After Clete Reet swallowed himself in 1942, Sorrows eventually passed into the hands of Rupert Cling, of the peach-fortune family. In 1944, in a state of tremulous excitement, he told friends that he had discovered the meaning of life in The Book of Counted Sorrows and felt as though he might explode with the power of this knowledge. He did not explode – as you were no doubt expecting he would – but two days thereafter, he threw himself into the peach-handling equipment, whereupon he was peeled, sliced, processed, and canned in heavy syrup along with two million pounds of Georgia’s finest.

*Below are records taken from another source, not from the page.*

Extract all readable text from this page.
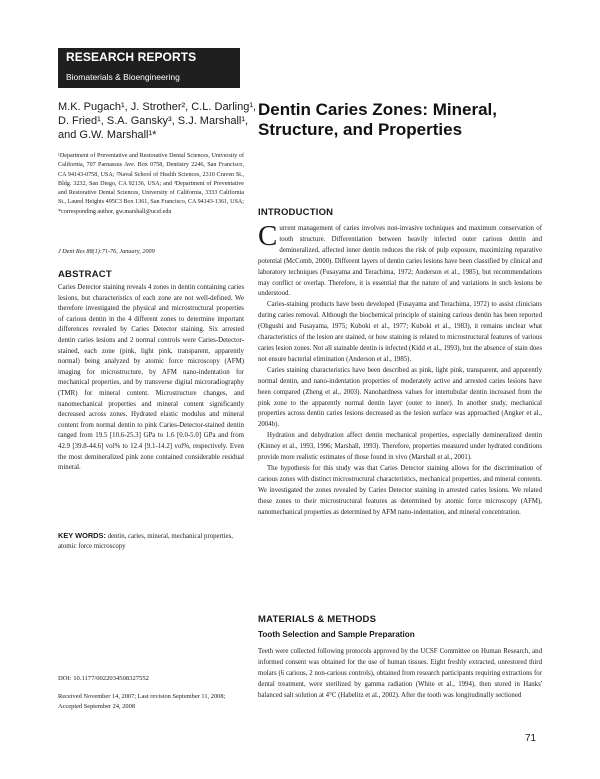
RESEARCH REPORTS
Biomaterials & Bioengineering
M.K. Pugach¹, J. Strother², C.L. Darling¹, D. Fried¹, S.A. Gansky³, S.J. Marshall¹, and G.W. Marshall¹*
¹Department of Preventative and Restorative Dental Sciences, University of California, 707 Parnassus Ave. Box 0758, Dentistry 2246, San Francisco, CA 94143-0758, USA; ²Naval School of Health Sciences, 2310 Craven St., Bldg. 3232, San Diego, CA 92136, USA; and ³Department of Preventative and Restorative Dental Sciences, University of California, 3333 California St., Laurel Heights 495C3 Box 1361, San Francisco, CA 94143-1361, USA; *corresponding author, gw.marshall@ucsf.edu
J Dent Res 88(1):71-76, January, 2009
ABSTRACT
Caries Detector staining reveals 4 zones in dentin containing caries lesions, but characteristics of each zone are not well-defined. We therefore investigated the physical and microstructural properties of carious dentin in the 4 different zones to determine important differences revealed by Caries Detector staining. Six arrested dentin caries lesions and 2 normal controls were Caries-Detector-stained, each zone (pink, light pink, transparent, apparently normal) being analyzed by atomic force microscopy (AFM) imaging for microstructure, by AFM nano-indentation for mechanical properties, and by transverse digital microradiography (TMR) for mineral content. Microstructure changes, and nanomechanical properties and mineral content significantly decreased across zones. Hydrated elastic modulus and mineral content from normal dentin to pink Caries-Detector-stained dentin ranged from 19.5 [10.6-25.3] GPa to 1.6 [0.0-5.0] GPa and from 42.9 [39.8-44.6] vol% to 12.4 [9.1-14.2] vol%, respectively. Even the most demineralized pink zone contained considerable residual mineral.
KEY WORDS: dentin, caries, mineral, mechanical properties, atomic force microscopy
DOI: 10.1177/0022034508327552
Received November 14, 2007; Last revision September 11, 2008; Accepted September 24, 2008
Dentin Caries Zones: Mineral, Structure, and Properties
INTRODUCTION

Current management of caries involves non-invasive techniques and maximum conservation of tooth structure. Differentiation between heavily infected outer carious dentin and demineralized, affected inner dentin reduces the risk of pulp exposure, maximizing reparative potential (McComb, 2000). Different layers of dentin caries lesions have been classified by clinical and laboratory techniques (Fusayama and Terachima, 1972; Anderson et al., 1985), but recommendations may conflict or overlap. Therefore, it is essential that the nature of and variations in such lesions be understood.

Caries-staining products have been developed (Fusayama and Terachima, 1972) to assist clinicians during caries removal. Although the biochemical principle of staining carious dentin has been reported (Ohgushi and Fusayama, 1975; Kuboki et al., 1977; Kuboki et al., 1983), it remains unclear what characteristics of the lesion are stained, or how staining is related to microstructural features of various caries lesion zones. Not all stainable dentin is infected (Kidd et al., 1993), but the absence of stain does not ensure bacterial elimination (Anderson et al., 1985).

Caries staining characteristics have been described as pink, light pink, transparent, and apparently normal dentin, and nano-indentation properties of moderately active and arrested caries lesions have been compared (Zheng et al., 2003). Nanohardness values for intertubular dentin increased from the pink zone to the apparently normal dentin layer (outer to inner). In another study, mechanical properties across dentin caries lesions decreased as the lesion surface was approached (Angker et al., 2004b).

Hydration and dehydration affect dentin mechanical properties, especially demineralized dentin (Kinney et al., 1993, 1996; Marshall, 1993). Therefore, properties measured under hydrated conditions provide more realistic estimates of those found in vivo (Marshall et al., 2001).

The hypothesis for this study was that Caries Detector staining allows for the discrimination of carious zones with distinct microstructural characteristics, mechanical properties, and mineral contents. We investigated the zones revealed by Caries Detector staining in arrested caries lesions. We related these zones to their microstructural features as determined by atomic force microscopy (AFM), nanomechanical properties as determined by AFM nano-indentation, and mineral concentration.

MATERIALS & METHODS
Tooth Selection and Sample Preparation

Teeth were collected following protocols approved by the UCSF Committee on Human Research, and informed consent was obtained for the use of human tissues. Eight freshly extracted, unrestored third molars (6 carious, 2 non-carious controls), obtained from research participants requiring extractions for dental treatment, were sterilized by gamma radiation (White et al., 1994), then stored in Hanks' balanced salt solution at 4°C (Habelitz et al., 2002). After the tooth was longitudinally sectioned

71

In 1946, Henry Dubonnet, an apprentice spittle-valve cleaner for the Los Angeles Philharmonic, came into possession of the book. One week later, during a performance of 101 variations on Ravel’s Bolero, as Henry was standing by with his spittle-collection jar, his vacuum siphon, his spittle-sample camera, his log book, and the necessary legal forms requiring the signature of each donating musician, this dear man, this well-liked nonentity, suddenly began to spin. Faster and faster he spun, so fast that his spittle-collection jar and the other items vital to his trade were flung away from him at such high velocity that they decapitated and otherwise inconvenienced seven members of the audience. Yet faster Henry spun, faster, faster, churning ever faster, until he was a blur, and then something less clichéd than a blur (though the word eludes meà, faster. When at last he stopped spinning, he was no longer a man at all, but a column of butter in the shape of a man. The Enforcer of Official Orchestra Systems, one Lucifinda Scuttlesby, happened to be standing near Henry Dubonnet when this transformation occurred, and she is quoted in the Los Angeles Times as saying, “It was most distressing. Our apprentice spittle-valve cleaner, whatever his name might have been, was such a huggable little chubby nonentity. I know everyone involved with the Philharmonic will pause this evening for perhaps a quarter minute of silence to honor his memory. But in spite of whatever grief we might feel sticking like phlegm in our throats, I believe that all of us would agree that the butter into which this humble little nobody spun himself looked as creamy and delicious as the finest spread you have ever seen served in any five-star restaurant in the world. Had there been muffins and scones handy, we would have slathered them at once. With great affection, we would have devoured what’s-his-name in a New York minute, which is the most touching tribute I can imagine being given to a man with so little to offer the world prior to this event.”